Italian Premier Giuseppe Conte has called for concrete initiatives “such as the setting up of European humanitarian corridors” to enable the European Union to “leave behind emergency management” of migration crises.

In a speech in the Italian Lower House on Monday, Prime Minister Giuseppe Conte called for solidarity from the EU on matters of migration. He noted that such solidarity has been "announced but not yet implemented." Conte said that he had "strongly conveyed this vision to major European leaders and will continue to do so through the [Italian] government that is being created." Conte called for European leaders and partners nations to work together on "concrete initiatives," and avoid the pitfalls of treating migration as a task for "emergency management." 

Conte stated that the Italian government was already working on this but that action from other European countries, in line with Italy's approach, would be welcome.
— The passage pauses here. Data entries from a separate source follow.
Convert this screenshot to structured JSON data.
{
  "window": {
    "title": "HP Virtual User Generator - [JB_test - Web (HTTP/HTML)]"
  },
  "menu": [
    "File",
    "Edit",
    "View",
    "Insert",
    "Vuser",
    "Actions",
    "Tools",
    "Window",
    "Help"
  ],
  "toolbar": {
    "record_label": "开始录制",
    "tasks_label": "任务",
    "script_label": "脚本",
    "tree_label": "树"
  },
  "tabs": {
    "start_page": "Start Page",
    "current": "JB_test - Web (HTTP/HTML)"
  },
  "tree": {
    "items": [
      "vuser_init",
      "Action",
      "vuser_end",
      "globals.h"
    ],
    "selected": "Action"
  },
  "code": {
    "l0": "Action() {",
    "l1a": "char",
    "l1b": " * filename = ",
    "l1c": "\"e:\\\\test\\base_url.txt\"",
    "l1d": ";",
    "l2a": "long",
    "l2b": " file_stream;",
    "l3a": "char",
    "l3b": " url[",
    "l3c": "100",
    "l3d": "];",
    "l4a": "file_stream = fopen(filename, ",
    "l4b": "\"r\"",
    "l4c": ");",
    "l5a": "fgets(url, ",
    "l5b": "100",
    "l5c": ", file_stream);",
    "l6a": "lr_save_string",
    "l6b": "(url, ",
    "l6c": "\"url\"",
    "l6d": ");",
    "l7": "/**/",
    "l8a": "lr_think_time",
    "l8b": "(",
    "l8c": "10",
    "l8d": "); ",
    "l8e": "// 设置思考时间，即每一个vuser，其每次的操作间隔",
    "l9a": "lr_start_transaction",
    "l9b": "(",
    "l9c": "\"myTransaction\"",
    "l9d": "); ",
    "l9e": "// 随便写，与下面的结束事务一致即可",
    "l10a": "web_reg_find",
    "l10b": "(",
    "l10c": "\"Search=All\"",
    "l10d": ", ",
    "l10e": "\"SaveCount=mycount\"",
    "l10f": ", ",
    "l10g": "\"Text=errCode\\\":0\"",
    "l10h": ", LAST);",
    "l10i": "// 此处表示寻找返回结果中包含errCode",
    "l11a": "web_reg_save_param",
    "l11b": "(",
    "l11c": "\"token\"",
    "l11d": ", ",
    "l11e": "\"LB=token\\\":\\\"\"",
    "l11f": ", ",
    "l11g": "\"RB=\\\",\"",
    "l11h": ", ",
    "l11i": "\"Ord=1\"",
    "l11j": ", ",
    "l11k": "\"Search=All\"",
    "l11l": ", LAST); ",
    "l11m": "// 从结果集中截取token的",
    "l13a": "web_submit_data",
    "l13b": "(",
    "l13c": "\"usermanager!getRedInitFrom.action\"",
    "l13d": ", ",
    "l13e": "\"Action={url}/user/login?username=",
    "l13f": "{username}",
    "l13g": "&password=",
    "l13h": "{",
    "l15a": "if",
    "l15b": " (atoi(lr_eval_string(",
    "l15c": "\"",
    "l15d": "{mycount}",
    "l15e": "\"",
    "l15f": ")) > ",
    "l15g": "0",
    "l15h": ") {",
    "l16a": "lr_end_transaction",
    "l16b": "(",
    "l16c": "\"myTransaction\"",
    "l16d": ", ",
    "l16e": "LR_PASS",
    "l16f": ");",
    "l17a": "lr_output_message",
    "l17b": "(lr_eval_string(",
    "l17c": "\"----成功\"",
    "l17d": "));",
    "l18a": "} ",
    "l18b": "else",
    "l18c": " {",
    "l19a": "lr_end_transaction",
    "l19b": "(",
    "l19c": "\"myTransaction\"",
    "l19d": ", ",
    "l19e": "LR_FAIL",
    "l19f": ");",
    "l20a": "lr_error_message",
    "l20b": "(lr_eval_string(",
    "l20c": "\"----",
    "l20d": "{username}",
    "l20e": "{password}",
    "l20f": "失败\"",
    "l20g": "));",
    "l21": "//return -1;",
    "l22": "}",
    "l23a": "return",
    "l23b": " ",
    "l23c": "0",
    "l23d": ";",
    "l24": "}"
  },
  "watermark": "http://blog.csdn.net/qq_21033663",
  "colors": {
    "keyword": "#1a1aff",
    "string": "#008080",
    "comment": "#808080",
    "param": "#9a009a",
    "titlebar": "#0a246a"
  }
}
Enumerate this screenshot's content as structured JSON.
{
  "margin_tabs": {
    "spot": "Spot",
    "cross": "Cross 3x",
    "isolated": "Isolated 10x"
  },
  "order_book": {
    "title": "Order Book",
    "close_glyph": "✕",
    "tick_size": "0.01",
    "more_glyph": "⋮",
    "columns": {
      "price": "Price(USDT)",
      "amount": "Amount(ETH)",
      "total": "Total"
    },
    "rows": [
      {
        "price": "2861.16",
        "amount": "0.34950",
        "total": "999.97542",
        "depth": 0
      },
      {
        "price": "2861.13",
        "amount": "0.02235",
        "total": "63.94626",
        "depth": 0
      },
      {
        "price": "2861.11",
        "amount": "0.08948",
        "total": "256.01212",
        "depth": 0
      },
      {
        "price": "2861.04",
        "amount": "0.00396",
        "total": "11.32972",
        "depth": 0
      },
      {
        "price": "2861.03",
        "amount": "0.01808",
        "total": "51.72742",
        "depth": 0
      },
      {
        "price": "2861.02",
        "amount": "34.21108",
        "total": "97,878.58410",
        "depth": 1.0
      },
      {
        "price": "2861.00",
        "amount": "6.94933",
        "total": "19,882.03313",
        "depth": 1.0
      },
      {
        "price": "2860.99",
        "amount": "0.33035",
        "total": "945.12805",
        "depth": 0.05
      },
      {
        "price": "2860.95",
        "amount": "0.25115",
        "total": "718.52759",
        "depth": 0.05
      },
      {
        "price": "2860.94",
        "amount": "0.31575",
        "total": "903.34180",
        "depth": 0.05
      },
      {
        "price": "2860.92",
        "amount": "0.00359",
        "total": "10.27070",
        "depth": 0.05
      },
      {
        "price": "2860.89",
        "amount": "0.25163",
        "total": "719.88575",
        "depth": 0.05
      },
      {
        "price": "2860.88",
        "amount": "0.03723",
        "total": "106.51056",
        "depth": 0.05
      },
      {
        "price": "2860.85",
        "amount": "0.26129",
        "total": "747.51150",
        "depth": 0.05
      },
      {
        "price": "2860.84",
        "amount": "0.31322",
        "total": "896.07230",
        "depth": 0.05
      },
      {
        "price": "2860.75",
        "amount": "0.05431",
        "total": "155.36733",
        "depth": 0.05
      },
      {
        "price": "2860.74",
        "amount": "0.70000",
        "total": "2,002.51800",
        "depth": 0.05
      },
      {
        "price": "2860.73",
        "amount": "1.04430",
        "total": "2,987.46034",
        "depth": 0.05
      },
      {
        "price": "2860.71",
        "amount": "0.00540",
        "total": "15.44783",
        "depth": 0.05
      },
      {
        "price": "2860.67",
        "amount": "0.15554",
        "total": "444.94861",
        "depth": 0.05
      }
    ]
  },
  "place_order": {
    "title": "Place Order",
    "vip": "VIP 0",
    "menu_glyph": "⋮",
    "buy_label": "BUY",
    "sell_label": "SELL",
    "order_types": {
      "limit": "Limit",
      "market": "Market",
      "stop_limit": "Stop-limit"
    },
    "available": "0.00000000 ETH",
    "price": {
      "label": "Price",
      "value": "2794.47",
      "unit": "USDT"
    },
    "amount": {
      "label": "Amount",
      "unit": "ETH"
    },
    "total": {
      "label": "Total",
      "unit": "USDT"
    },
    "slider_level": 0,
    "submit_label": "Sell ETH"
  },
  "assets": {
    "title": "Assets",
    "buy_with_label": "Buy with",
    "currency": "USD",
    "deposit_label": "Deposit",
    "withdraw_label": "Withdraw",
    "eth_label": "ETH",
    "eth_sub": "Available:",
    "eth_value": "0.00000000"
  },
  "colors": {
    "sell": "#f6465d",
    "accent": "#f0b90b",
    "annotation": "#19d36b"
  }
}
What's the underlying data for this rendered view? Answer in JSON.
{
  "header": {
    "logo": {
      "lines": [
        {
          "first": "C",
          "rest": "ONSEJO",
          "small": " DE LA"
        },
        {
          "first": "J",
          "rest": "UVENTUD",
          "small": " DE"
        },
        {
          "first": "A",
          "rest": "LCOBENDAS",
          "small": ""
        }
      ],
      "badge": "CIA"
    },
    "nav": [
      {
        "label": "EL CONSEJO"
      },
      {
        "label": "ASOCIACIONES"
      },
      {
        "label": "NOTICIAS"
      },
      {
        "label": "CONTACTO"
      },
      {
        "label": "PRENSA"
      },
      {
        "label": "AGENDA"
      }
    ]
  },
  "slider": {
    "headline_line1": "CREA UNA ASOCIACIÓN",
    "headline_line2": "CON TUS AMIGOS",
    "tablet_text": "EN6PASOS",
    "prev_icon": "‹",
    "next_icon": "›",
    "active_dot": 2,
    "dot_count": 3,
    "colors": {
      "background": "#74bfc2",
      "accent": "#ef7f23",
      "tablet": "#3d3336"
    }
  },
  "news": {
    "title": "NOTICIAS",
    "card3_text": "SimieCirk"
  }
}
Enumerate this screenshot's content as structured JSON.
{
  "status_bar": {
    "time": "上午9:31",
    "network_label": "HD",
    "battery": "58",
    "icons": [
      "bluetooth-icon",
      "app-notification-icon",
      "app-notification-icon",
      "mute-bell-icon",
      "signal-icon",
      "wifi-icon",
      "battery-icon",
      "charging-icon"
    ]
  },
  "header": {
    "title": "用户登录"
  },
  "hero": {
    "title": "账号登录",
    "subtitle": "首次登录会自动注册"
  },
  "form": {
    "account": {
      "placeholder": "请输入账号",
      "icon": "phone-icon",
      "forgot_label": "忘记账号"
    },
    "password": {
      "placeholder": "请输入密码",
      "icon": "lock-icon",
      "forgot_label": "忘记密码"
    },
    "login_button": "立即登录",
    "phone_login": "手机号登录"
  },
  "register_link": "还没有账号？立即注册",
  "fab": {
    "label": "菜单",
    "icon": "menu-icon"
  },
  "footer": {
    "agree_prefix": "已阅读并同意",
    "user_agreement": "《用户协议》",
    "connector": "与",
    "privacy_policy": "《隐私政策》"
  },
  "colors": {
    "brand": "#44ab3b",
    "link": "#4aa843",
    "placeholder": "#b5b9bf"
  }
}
One of those actions was the setting up of European humanitarian corridors. In his speech, Conte promised ''consistent legislation'' on immigration and changes including eliminating the levying of fines for private rescue organizations conducting operations at sea. Conte promised to abide by observations regarding migration made by President Sergio Mattarella when he signed the law last month drafted by the previous government.

The controversial package, drafted by former deputy premier and interior minister Matteo Salvini, built on the security-and-migration decree approved last year; it was aimed at spearheading the ex-government's closed-ports policy for private rescue ships and putting that policy into law. That law included levying fines of up to one million euros and legislating for the impounding of vessels if and when private rescue ships entered Italian waters and ports without permission.

Humanitarian corridors

Paolo Naso, the coordinator of Humanitarian Hope, the program for refugees and migrants promoted by the Federation of Protestant Churches in Italy, hailed Conte's proposal on humanitarian corridors. "We are happy that premier Conte has proposed European humanitarian corridors," Naso said. "We have been organizing humanitarian corridors from Lebanon for years through the Sant'Egidio Community, [a Rome-based Catholic charity]," said Naso, stressing that corridors are ''the only [possible] response to [the occurence of] deaths at sea and violence in Libya."

Naso promised that the Federation was ready to immediately support a European humanitarian corridor from Libya. "At the same time, we are asking for a clear change in measures that have hindered and criminalized NGOS running search and rescue missions at sea," Naso added. "People are forced to risk their lives and travel by sea exactly because there are no legal and safe pathways, like humanitarian corridors, to reach Europe."

The Community of Sant'Egidio also applauded Conte's proposal in a statement. The organization said it was "right and appropriate" to go beyond emergency measures to deal with immigration and "support measures in favor of integration. It is important that the prime minister has spoken in favor of humanitarian corridors, in particular European corridors, that have long been requested by Sant'Egidio together with Italian Protestant Churches, to save thousands of people, [many of whom are] victims of violence in Libya."

The statment concluded: "It is necessary to incentivize legal pathways -like the system of humanitarian corridors that have enabled over 2,600 people to reach Europe so far [including some 2,000 in Italy]- because they represent the most effective method to fight human trafficking."